House Speaker Jim Wright, citing the need to defend his reputation, signaled Thursday he will fight any charges by a congressional ethics committee that his financial dealings violated House rules.
"There are some things worth fighting for, and some of them are personal honor and reputation that you've earned over 66 years of living and giving, and that's far more precious than any public office," Wright told reporters just before he entered the House chamber to preside over opening business.Some of the allegations against the Texas Democrat involve his wife, Betty, and her employment by a firm founded by Wright and his longtime Fort Worth associate George Mallick. Wright said his wife's reputation "is very precious to me and I'm damned well, darned well, not going to let that be sacrificed."

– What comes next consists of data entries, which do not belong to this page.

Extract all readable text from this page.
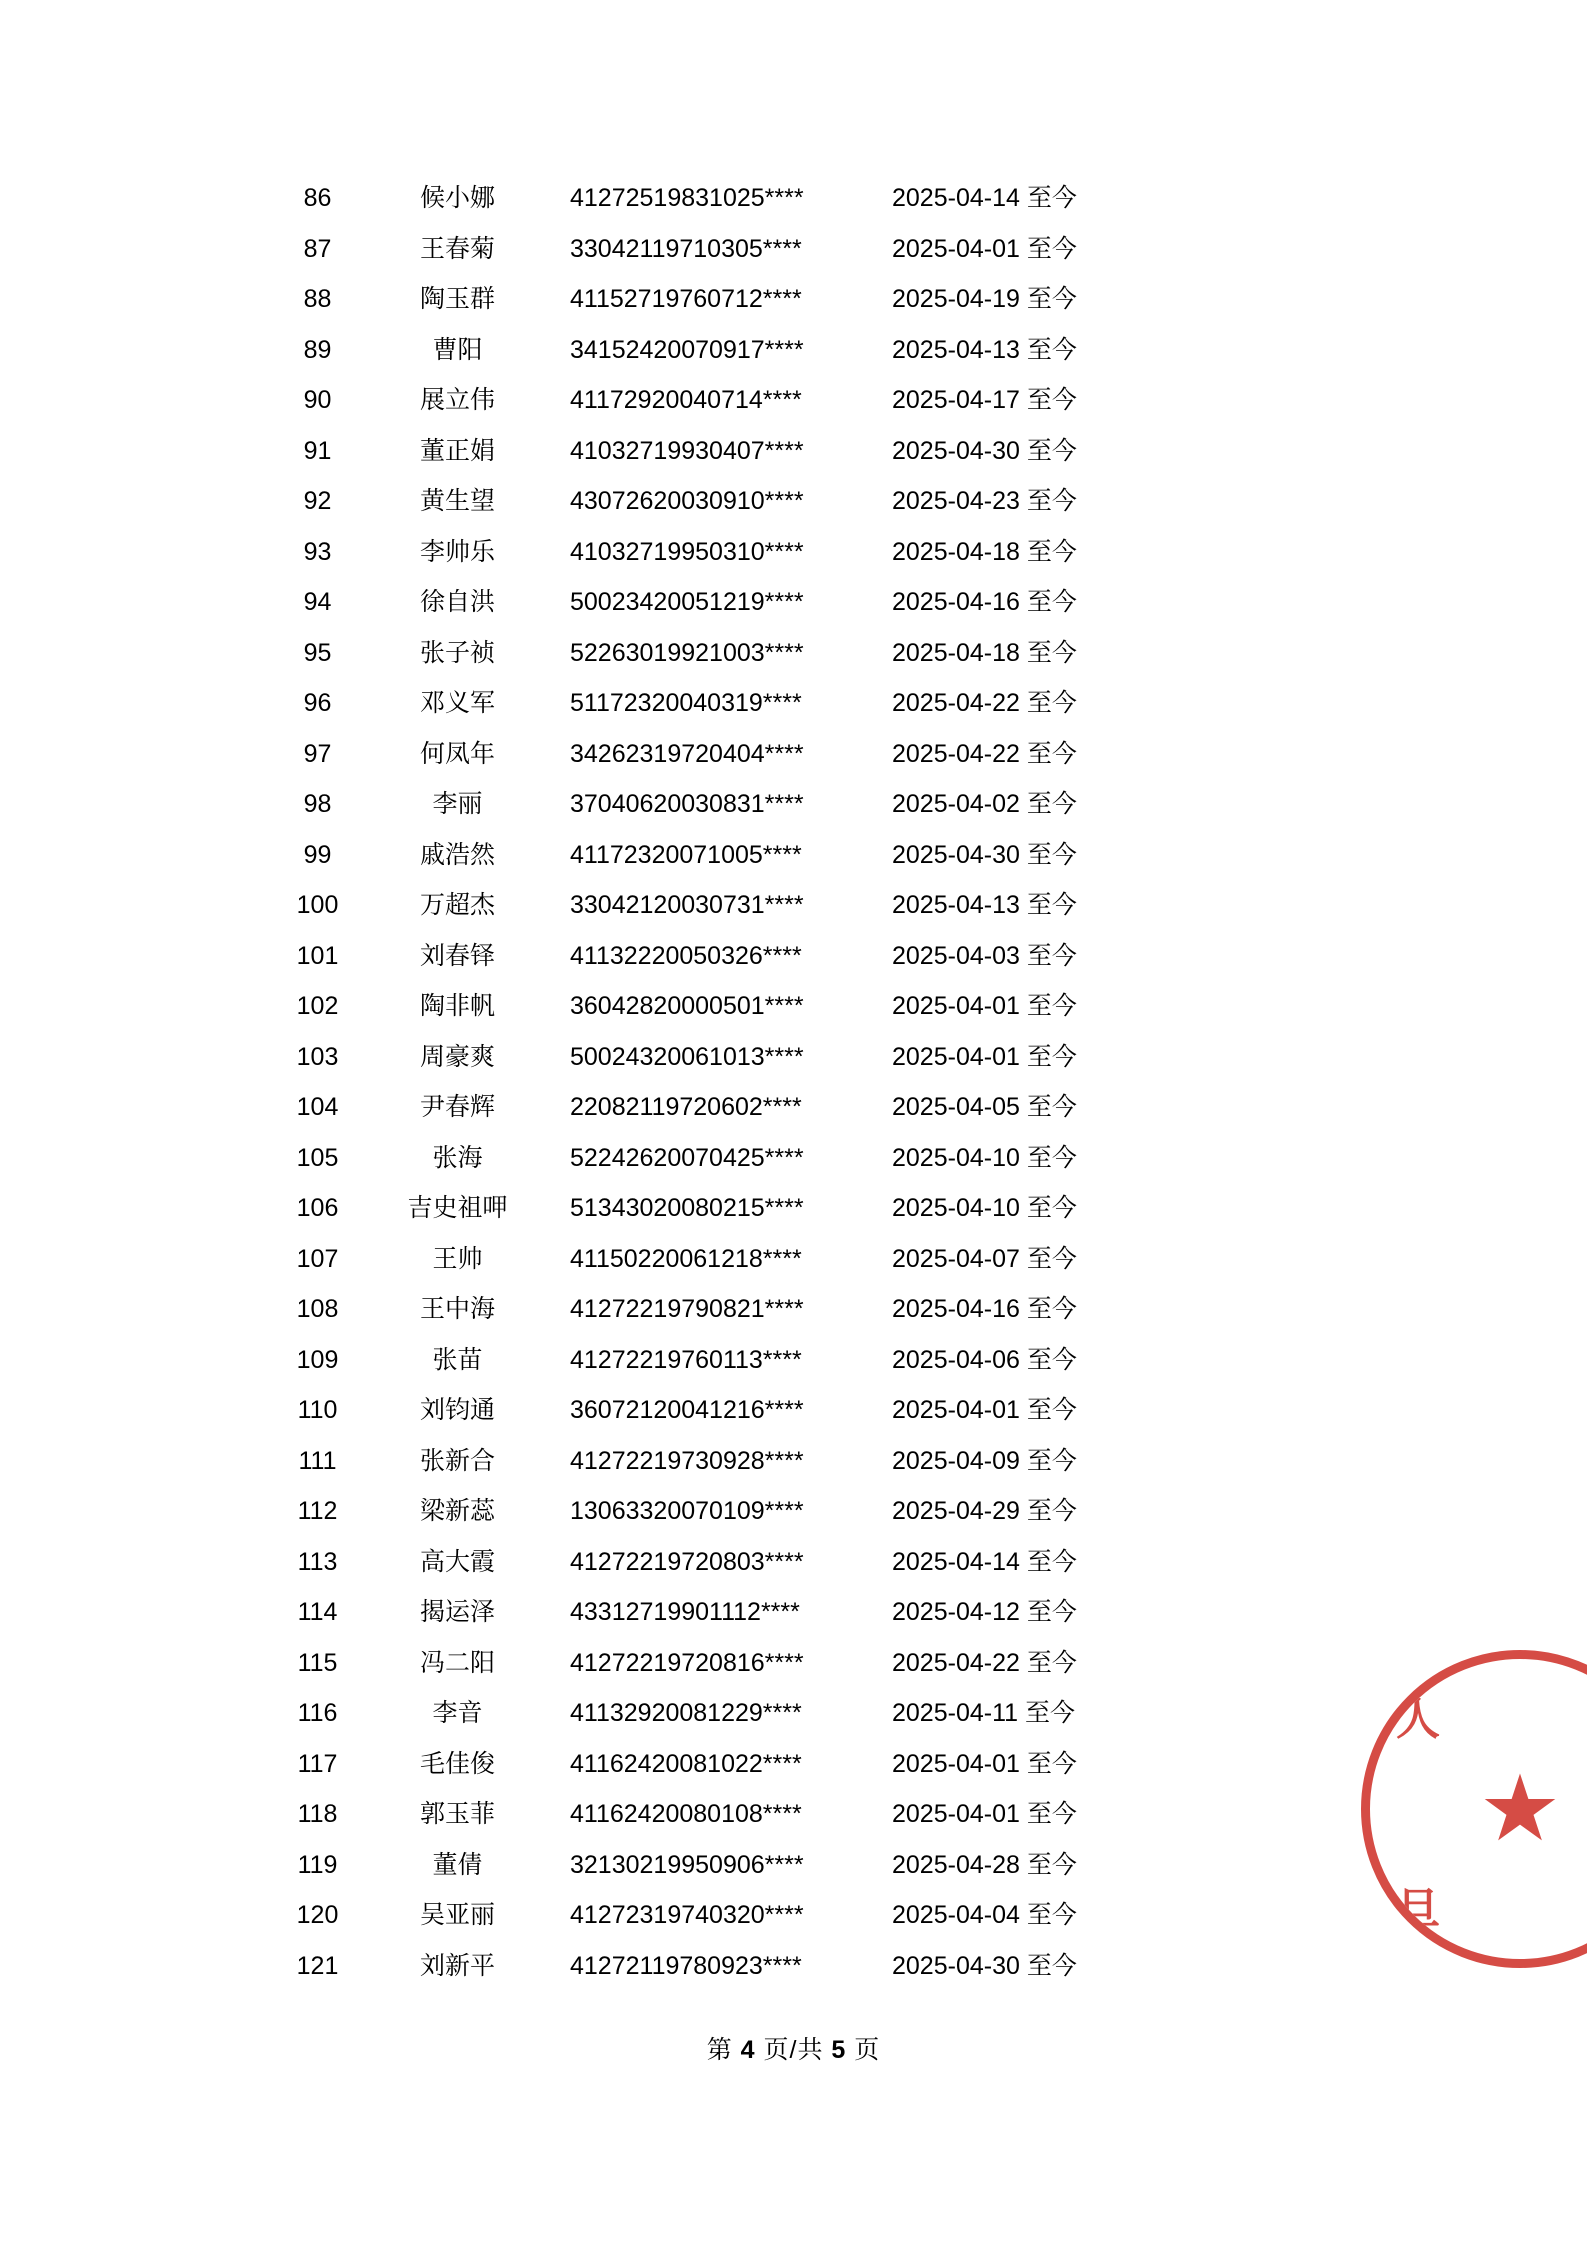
86	候小娜	41272519831025****	2025-04-14 至今
87	王春菊	33042119710305****	2025-04-01 至今
88	陶玉群	41152719760712****	2025-04-19 至今
89	曹阳	34152420070917****	2025-04-13 至今
90	展立伟	41172920040714****	2025-04-17 至今
91	董正娟	41032719930407****	2025-04-30 至今
92	黄生望	43072620030910****	2025-04-23 至今
93	李帅乐	41032719950310****	2025-04-18 至今
94	徐自洪	50023420051219****	2025-04-16 至今
95	张子祯	52263019921003****	2025-04-18 至今
96	邓义军	51172320040319****	2025-04-22 至今
97	何凤年	34262319720404****	2025-04-22 至今
98	李丽	37040620030831****	2025-04-02 至今
99	戚浩然	41172320071005****	2025-04-30 至今
100	万超杰	33042120030731****	2025-04-13 至今
101	刘春铎	41132220050326****	2025-04-03 至今
102	陶非帆	36042820000501****	2025-04-01 至今
103	周豪爽	50024320061013****	2025-04-01 至今
104	尹春辉	22082119720602****	2025-04-05 至今
105	张海	52242620070425****	2025-04-10 至今
106	吉史祖呷	51343020080215****	2025-04-10 至今
107	王帅	41150220061218****	2025-04-07 至今
108	王中海	41272219790821****	2025-04-16 至今
109	张苗	41272219760113****	2025-04-06 至今
110	刘钧通	36072120041216****	2025-04-01 至今
111	张新合	41272219730928****	2025-04-09 至今
112	梁新蕊	13063320070109****	2025-04-29 至今
113	高大霞	41272219720803****	2025-04-14 至今
114	揭运泽	43312719901112****	2025-04-12 至今
115	冯二阳	41272219720816****	2025-04-22 至今
116	李音	41132920081229****	2025-04-11 至今
117	毛佳俊	41162420081022****	2025-04-01 至今
118	郭玉菲	41162420080108****	2025-04-01 至今
119	董倩	32130219950906****	2025-04-28 至今
120	吴亚丽	41272319740320****	2025-04-04 至今
121	刘新平	41272119780923****	2025-04-30 至今
第 4 页/共 5 页
人
★
旦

The ethics committee was scheduled to meet again behind closed doors to put the finishing touches on a "statement of alleged violations" expected to charge the speaker with as many as 30 instances of wrongdoing. It was uncertain how soon the 12-member panel would release its formal report.

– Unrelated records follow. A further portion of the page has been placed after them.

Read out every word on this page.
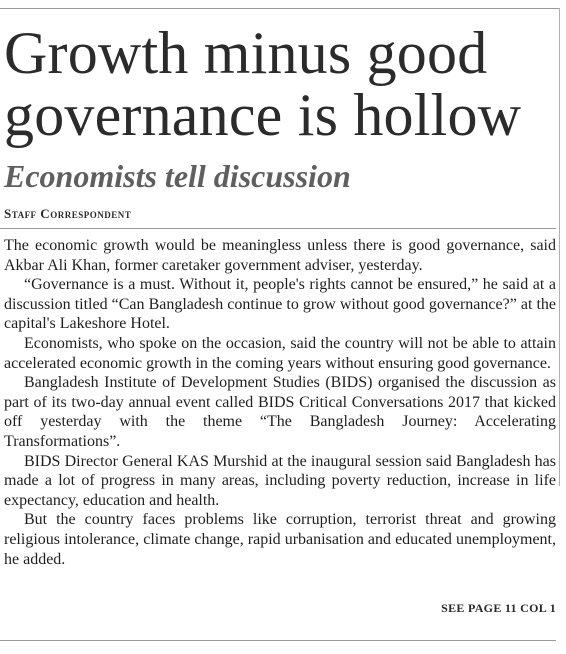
Growth minus good
governance is hollow
Economists tell discussion
Staff Correspondent

The economic growth would be meaningless unless there is good governance, said Akbar Ali Khan, former caretaker government adviser, yesterday.

“Governance is a must. Without it, people's rights cannot be ensured,” he said at a discussion titled “Can Bangladesh continue to grow without good governance?” at the capital's Lakeshore Hotel.

Economists, who spoke on the occasion, said the country will not be able to attain accelerated economic growth in the coming years without ensuring good governance.

Bangladesh Institute of Development Studies (BIDS) organised the discussion as part of its two-day annual event called BIDS Critical Conversations 2017 that kicked off yesterday with the theme “The Bangladesh Journey: Accelerating Transformations”.

BIDS Director General KAS Murshid at the inaugural session said Bangladesh has made a lot of progress in many areas, including poverty reduction, increase in life expectancy, education and health.

But the country faces problems like corruption, terrorist threat and growing religious intolerance, climate change, rapid urbanisation and educated unemployment, he added.

SEE PAGE 11 COL 1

The charges were expected to center on Wright's financial relationship with Mallick - his acceptance of gifts and income - and on sales of Wright's book, "Reflections of a Public Man."
Evidence against Wright was gathered in a nine-month investigation by Chicago lawyer Richard Phelan, hired by the committee as a special counsel. Phelan submitted his 450-page report in late February and the panel began weeks of reviewing the report and voting on whether there was sufficient evidence to charge Wright with rules violations.

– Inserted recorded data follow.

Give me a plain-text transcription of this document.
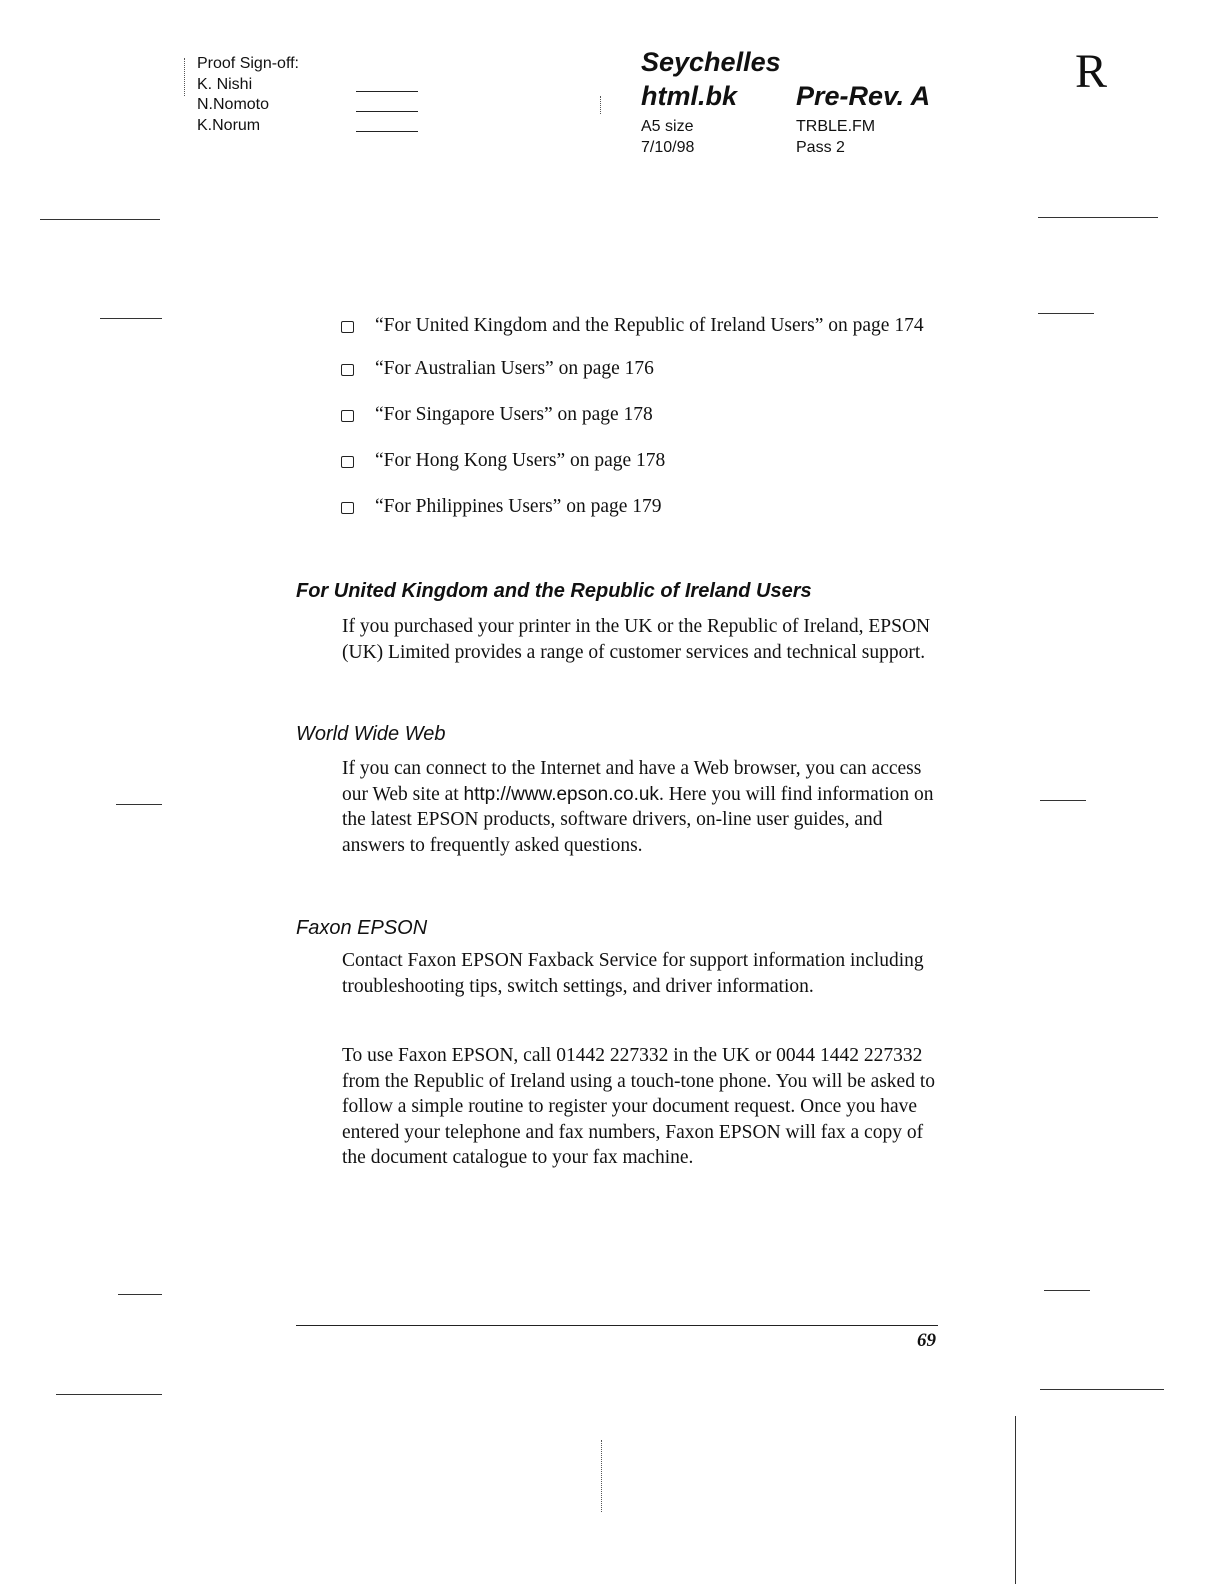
Proof Sign-off:
K. Nishi
N.Nomoto
K.Norum
Seychelles
html.bk Pre-Rev. A
A5 size	TRBLE.FM
7/10/98	Pass 2
R
“For United Kingdom and the Republic of Ireland Users” on page 174
“For Australian Users” on page 176
“For Singapore Users” on page 178
“For Hong Kong Users” on page 178
“For Philippines Users” on page 179
For United Kingdom and the Republic of Ireland Users
If you purchased your printer in the UK or the Republic of Ireland, EPSON (UK) Limited provides a range of customer services and technical support.
World Wide Web
If you can connect to the Internet and have a Web browser, you can access our Web site at http://www.epson.co.uk. Here you will find information on the latest EPSON products, software drivers, on-line user guides, and answers to frequently asked questions.
Faxon EPSON
Contact Faxon EPSON Faxback Service for support information including troubleshooting tips, switch settings, and driver information.
To use Faxon EPSON, call 01442 227332 in the UK or 0044 1442 227332 from the Republic of Ireland using a touch-tone phone. You will be asked to follow a simple routine to register your document request. Once you have entered your telephone and fax numbers, Faxon EPSON will fax a copy of the document catalogue to your fax machine.
69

Should Wright contest any charges, the next phase would be a trial-like procedure at which he would defend himself. If the committee subsequently found him guilty it could recommend that the full House impose punishment ranging from expulsion to censure, reprimand, a fine or a deprivation of Wright's House privileges.
Charges would constitute a grievous blow to Wright, who as speaker stands second in line of succession to the presidency.
Most of the key issues in the case reportedly had been decided by the panel as of Wednesday, but aides to the speaker said he had not yet been notified about any committee conclusions as of Wednesday night.
NBC News reported Wednesday night the committee had tentatively decided that Mallick had a direct interest in legislation before the Congress - legislation to aid a Fort Worth, Texas, real estate development that Mallick tried to finance and legislation to help savings and loans at a time when Mallick was defaulting on a loan from an ailing thrift.